A stand-alone transaction via the Towd series name, where the Issuer will make payments on the notes from payments of principal and revenue received from a portfolio comprising loans the equitable or beneficial interest in which will be sold by Cerberus European Residential Holdings B.V. and which were purchased by the Seller from Promontoria (Vantage) Limited under the Initial Mortgage Sale Agreement on or about the Closing Date.

These loans were originally purchased by Promontoria (Vantage) Limited from GE Money Home Lending Limited, GE Money Home Finance Limited, GE Money Mortgages Limited, GE Money Consumer Lending Limited, GE Money Secured Loans Limited, First National Mortgage Corporation Limited, FN Mortgages Limited, Household Mortgage Corporation Limited, Igroup BDA Limited, Igroup 2 Limited, Igroup UK Loans Limited, Igroup 3 Limited and MAES ECP No.1 Limited and secured over residential properties located in England, Wales, Scotland and Northern Ireland.

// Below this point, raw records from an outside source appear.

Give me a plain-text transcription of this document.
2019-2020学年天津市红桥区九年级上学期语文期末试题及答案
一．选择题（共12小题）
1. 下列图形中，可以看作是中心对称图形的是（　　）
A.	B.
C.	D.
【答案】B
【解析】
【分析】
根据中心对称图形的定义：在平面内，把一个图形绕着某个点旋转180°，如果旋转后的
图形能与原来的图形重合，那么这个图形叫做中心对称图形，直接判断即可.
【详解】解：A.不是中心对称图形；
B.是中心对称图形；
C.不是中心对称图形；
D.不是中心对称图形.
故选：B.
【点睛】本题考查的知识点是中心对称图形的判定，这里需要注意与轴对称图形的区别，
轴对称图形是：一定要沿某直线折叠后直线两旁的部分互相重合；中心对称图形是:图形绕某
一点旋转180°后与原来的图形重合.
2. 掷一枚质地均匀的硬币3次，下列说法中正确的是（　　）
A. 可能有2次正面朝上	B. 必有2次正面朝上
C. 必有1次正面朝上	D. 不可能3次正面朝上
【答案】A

At the cut-off date (31 October 2016), the provisional pool consisted of 7,566 loans secured over properties located in England, Wales, Northern Ireland or Scotland. The average loan size is £108,602. Repayment Type: Interest-Only 59.22%, Capital & Interest 29.11%, Part & Part 11.67%.

At the Portfolio Reference Date approximately 38.32% of the Provisional Portfolio is in arrears (meaning the relevant Borrower is at least one monthly payment amount past due on the relevant loan), some 22.04% of the Provisional Portfolio by Current Balance is three months or more in arrears and 11.19% of the Provisional Portfolio by Current Balance is six months or more in arrears. Additionally, approximately 2.01% of the Provisional Portfolio constitutes Buy-to-Let Mortgage Loans. The WA Nationwide LTV is 76.85% and the WA seasoning is 121 months.

Significant Investor: On the Closing Date, the Seller or its affiliates will acquire (i) 100% of the Certificates and (ii) 100% of the Class Z Notes and the DC1 Certificates in compliance with its EU and U.S. risk retention requirements.


CRR 405: On the Closing Date, Cerberus European Residential Holdings B.V. will, as an originator for the purposes of the CRR, retain a material net economic interest of not less than 5% of the nominal value of the securitised exposures in the securitisation. As at the Closing Date, this retention will comprise of the holding of the Class Z Notes, as required by the text of each of Article 405(1)(d) of the CRR, Article 254(2)(d) of the Solvency II Regulation and Article 51(1)(d) of the AIFM Regulation.